Eventually, though, the fairy tale dream comes true. And, in short, it is a true dream. Emerald Fennell’s book turns our concept of the Cinderella myth on its head. For a start Prince Charming has gone awol, presumed dead, and left in his place is the younger brother; Prince Sebastian – as much of a misfit as Cinderella herself. We are in Belleville, the most fairy-tale town that never existed. Carrie Hope Fletcher’s Cinderella is a ragged, rebel Goth in black lipstick. Only when in her company can Sebastian shake off his Royal mantle and truly be himself. To his dismay (and Cinderella’s unspoken concern) his mother has decided to arrange a Royal Wedding for him, purely to boost the town’s reputation. But his heart is set on Cinderella. It is not so much a will-they-won’t-they story, as we kind of know they will in the end. But that doesn’t matter – the story delivers more delightful twists on the way before the final corkscrew that pops the cork, and we can all bathe in the bubbles of joy that wash over us.
It’s a crazy makeover for the familiar story, adorned with David Zippel’s sparkling lyrics and, of course, a score that is well and truly back on form. Filled with a range of emotions and styles it swoons with strings and dips into ballads, taking many other genres under its wing. Leitmotifs and reprises float like feathers which, though intricate, are easily within our grasp and before we know it, we have made them our own. The eyes have as much of a feast as the ears. Gabriela Tylesova’s design, Bruno Poet’s lighting, with JoAnn M. Hunter’s choreography and director Laurence Conner’s staging thrust the show into the sovereign state of spectacle. And although the title suggests an out of season pantomime, this is far from it. The stunning leading cast, whilst enjoying the caricatures written for them, shape them into fully formed, loveable characters. The baddies and goodies alike.

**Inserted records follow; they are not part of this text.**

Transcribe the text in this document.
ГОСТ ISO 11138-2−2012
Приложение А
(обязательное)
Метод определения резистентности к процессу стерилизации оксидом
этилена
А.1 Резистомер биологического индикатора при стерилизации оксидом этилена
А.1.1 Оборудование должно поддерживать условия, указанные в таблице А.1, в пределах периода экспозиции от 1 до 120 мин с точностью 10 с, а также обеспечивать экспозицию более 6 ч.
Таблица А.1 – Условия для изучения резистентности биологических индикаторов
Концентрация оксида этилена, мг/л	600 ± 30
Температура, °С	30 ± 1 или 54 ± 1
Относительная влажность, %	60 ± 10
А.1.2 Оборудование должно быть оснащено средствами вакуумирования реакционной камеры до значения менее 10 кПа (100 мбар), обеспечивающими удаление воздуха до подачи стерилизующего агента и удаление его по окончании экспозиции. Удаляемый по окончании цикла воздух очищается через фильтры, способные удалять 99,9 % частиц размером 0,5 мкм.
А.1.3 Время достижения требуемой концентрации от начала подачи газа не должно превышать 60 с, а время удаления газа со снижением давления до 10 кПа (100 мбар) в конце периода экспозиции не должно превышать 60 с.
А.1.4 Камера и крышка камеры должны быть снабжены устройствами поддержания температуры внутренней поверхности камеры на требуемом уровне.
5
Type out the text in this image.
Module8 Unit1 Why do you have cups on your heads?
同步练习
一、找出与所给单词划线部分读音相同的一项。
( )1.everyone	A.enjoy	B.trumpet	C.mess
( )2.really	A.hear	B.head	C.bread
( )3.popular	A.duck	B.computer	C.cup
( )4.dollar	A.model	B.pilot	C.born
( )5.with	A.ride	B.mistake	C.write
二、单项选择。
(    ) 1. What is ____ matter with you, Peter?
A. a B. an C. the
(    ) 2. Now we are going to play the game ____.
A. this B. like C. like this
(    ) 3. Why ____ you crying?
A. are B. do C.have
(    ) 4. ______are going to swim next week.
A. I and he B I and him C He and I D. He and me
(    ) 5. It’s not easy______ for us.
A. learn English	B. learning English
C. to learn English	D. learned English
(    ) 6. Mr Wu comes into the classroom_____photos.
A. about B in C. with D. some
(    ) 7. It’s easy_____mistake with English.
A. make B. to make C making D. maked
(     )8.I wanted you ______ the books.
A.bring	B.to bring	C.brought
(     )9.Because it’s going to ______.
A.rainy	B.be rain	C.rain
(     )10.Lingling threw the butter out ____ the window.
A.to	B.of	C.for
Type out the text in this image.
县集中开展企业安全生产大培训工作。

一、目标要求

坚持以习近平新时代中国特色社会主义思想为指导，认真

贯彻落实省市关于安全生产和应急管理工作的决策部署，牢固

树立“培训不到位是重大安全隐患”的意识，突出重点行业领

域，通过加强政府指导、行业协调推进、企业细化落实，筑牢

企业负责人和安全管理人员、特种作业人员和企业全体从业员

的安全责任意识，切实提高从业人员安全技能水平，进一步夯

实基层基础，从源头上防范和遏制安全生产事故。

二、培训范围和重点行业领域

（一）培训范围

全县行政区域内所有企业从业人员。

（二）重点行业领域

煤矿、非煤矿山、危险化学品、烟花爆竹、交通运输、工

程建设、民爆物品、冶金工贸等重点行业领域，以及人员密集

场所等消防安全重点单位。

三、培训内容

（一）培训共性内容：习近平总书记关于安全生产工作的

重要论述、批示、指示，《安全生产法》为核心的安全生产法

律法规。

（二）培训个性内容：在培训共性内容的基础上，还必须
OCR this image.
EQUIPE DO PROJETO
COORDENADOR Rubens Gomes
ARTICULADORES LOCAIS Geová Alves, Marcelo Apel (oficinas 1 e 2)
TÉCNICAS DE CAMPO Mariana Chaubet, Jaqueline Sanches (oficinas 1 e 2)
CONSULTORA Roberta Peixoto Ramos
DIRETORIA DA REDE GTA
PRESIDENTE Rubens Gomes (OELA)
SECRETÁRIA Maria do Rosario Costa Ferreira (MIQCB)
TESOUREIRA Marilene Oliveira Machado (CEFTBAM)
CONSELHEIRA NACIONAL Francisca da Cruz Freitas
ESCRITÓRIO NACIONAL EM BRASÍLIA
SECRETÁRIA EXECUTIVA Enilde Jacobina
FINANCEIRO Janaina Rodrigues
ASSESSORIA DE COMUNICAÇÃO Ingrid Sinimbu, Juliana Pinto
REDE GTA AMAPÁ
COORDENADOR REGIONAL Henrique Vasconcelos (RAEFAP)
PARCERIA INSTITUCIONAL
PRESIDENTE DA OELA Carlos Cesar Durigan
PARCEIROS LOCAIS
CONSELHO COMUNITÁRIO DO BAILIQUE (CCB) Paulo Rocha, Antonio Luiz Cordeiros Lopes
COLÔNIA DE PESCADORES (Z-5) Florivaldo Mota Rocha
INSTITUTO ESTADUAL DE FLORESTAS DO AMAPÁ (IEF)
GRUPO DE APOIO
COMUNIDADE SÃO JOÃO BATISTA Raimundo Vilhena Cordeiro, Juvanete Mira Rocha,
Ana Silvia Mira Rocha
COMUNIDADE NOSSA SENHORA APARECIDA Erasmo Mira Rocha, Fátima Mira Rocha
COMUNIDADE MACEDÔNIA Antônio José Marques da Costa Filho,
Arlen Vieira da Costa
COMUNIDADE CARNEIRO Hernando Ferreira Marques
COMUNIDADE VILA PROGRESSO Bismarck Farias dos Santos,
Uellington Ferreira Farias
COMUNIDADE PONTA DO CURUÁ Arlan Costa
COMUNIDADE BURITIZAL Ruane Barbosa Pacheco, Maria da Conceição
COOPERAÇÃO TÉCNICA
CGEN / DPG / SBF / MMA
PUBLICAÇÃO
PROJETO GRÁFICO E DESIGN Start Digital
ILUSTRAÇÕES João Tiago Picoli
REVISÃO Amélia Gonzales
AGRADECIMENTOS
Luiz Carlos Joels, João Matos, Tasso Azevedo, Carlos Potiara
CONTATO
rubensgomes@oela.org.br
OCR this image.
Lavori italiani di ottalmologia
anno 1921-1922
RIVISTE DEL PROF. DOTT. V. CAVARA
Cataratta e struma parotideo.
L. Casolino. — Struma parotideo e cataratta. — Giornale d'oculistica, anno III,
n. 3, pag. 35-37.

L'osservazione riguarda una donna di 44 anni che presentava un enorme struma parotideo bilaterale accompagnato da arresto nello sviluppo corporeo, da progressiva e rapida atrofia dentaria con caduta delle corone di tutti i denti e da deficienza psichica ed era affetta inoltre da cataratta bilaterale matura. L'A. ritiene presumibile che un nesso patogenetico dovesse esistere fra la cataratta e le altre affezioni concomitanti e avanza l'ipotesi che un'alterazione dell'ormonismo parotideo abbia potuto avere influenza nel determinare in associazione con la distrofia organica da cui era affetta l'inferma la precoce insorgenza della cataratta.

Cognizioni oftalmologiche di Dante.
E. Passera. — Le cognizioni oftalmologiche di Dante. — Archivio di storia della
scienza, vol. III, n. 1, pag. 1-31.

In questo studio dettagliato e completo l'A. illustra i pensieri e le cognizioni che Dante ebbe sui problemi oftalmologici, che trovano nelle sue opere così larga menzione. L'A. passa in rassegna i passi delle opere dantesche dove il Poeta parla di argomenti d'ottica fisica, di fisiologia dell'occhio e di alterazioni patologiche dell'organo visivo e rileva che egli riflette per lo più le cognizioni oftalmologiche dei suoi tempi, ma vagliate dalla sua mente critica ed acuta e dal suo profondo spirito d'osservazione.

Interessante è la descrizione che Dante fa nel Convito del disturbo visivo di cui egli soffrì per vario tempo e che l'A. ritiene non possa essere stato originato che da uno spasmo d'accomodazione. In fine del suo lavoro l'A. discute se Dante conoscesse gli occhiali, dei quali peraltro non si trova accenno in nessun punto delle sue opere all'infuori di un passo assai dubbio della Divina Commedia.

The ugly sisters are beautiful. But marvellously dippy. Georgina Castle and Laura Baldwin play the comedy of the sibling rivalry to perfection. Victoria Hamilton-Barritt’s star turn as the stepmother accentuates the 1980s slang meaning of ‘wicked’. Insanely wonderful and cool she needs no spotlight to let her presence shine across the stage. Rebecca Trehearn’s Queen ransacks the ‘Blackadder’ archives but with so much more nuance and light and shade. Hamilton-Barritt and Trehearn make a dynamic duo, particularly during their show-stopping highlight number, ‘I Know You’ that reveals their seedy pasts in Paris.
The central pair, of course, is Cinderella and Prince Sebastian. Hope Fletcher’s gorgeous, soaring vocals reach the heightened emotions, yet she can slip into character in a beat. The star player, her generosity never pulls focus from her co actors. Sebastian was played sublimely, for this particular performance, by understudy Michael Hamway. His solo show stealing, heart stopping ‘Only You, Lonely You’ drew possibly the longest ovation of the evening. Watch out for the name!
Andrew Lloyd Webber has had his detractors and has often had to weather the storms of his risk taking. Rewriting such a beloved tale such as “Cinderella” is another risk. But boy – it has paid off! It was a long time coming but it’s a ball. Everyone is invited – and everyone should go to it. I’d say be quick about it, but there’s a feeling that this show will be around for quite some time.